The book is superb (I think I might write a review of it later) but these bits got me thinking about education. There is such a push for standardized assessments and measuring student achievement. But I get the impression that the people pushing for these assessments don’t actually know what they’re interested in measuring, how they’re going to measure it accurately and precisely, and when they finally do get data, what they should be doing with it. And I think a lot of this stems from the fact that we don’t have a cohesive view of what purpose education serves for our country and our society. 

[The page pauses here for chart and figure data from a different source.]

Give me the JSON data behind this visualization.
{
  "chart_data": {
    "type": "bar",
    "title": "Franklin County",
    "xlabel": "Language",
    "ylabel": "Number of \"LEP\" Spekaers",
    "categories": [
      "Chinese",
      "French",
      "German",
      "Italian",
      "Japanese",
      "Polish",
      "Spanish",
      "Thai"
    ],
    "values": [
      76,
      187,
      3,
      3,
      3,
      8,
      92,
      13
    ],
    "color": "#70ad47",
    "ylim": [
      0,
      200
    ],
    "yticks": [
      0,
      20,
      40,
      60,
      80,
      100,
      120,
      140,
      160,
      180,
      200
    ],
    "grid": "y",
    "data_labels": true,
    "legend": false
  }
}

I joined a research project in college when it was in it’s second year; it was my intention to work on it as a summer job and be done with it. Then it morphed into my senior project and after I’d graduated and then decided to go back to school part time, I went back and worked on the project more.I even ended up with a publication out of the whole thing (first author, even!). But hell was it frustrating to work with our supervising professor. The project itself was a fairly well designed monitoring project but they had put 0 thought into how they would actually use the data once they collected it. It was easy enough to point out a few problems that the data highlighted to the farmer group we worked with. But when it came time to consider publication, the reviewers wanted hard statistics. And it fell to me to come up with those. I did (and still do) not have a strong statistical background, having taken only a biostatistics course (although I admittedly did quite well in it). I did what I could with the data but it was not an experimental design that lent itself to the simple analysis I was familiar with. It did not help that my PI had no experience with statistics so I had to teach her what every test I ran was and had to explain to her why we could or couldn’t do different tests. Fortunately, unlike the education system, we had a cohesive vision of what our project’s purpose was. But we still didn’t know what to do with our data once we had it and I have to say, I am neither super proud nor super confident in the statistical analysis I worked up with what we had because of it.

I think we need to have a strong dialogue about what the purpose of education is in this country and if we can agree on a set of goals, move from there to deciding how and what to measure that we are making progress towards these goals. Rather than just collecting data and trying to make it fit whatever framework we desire, post-hoc.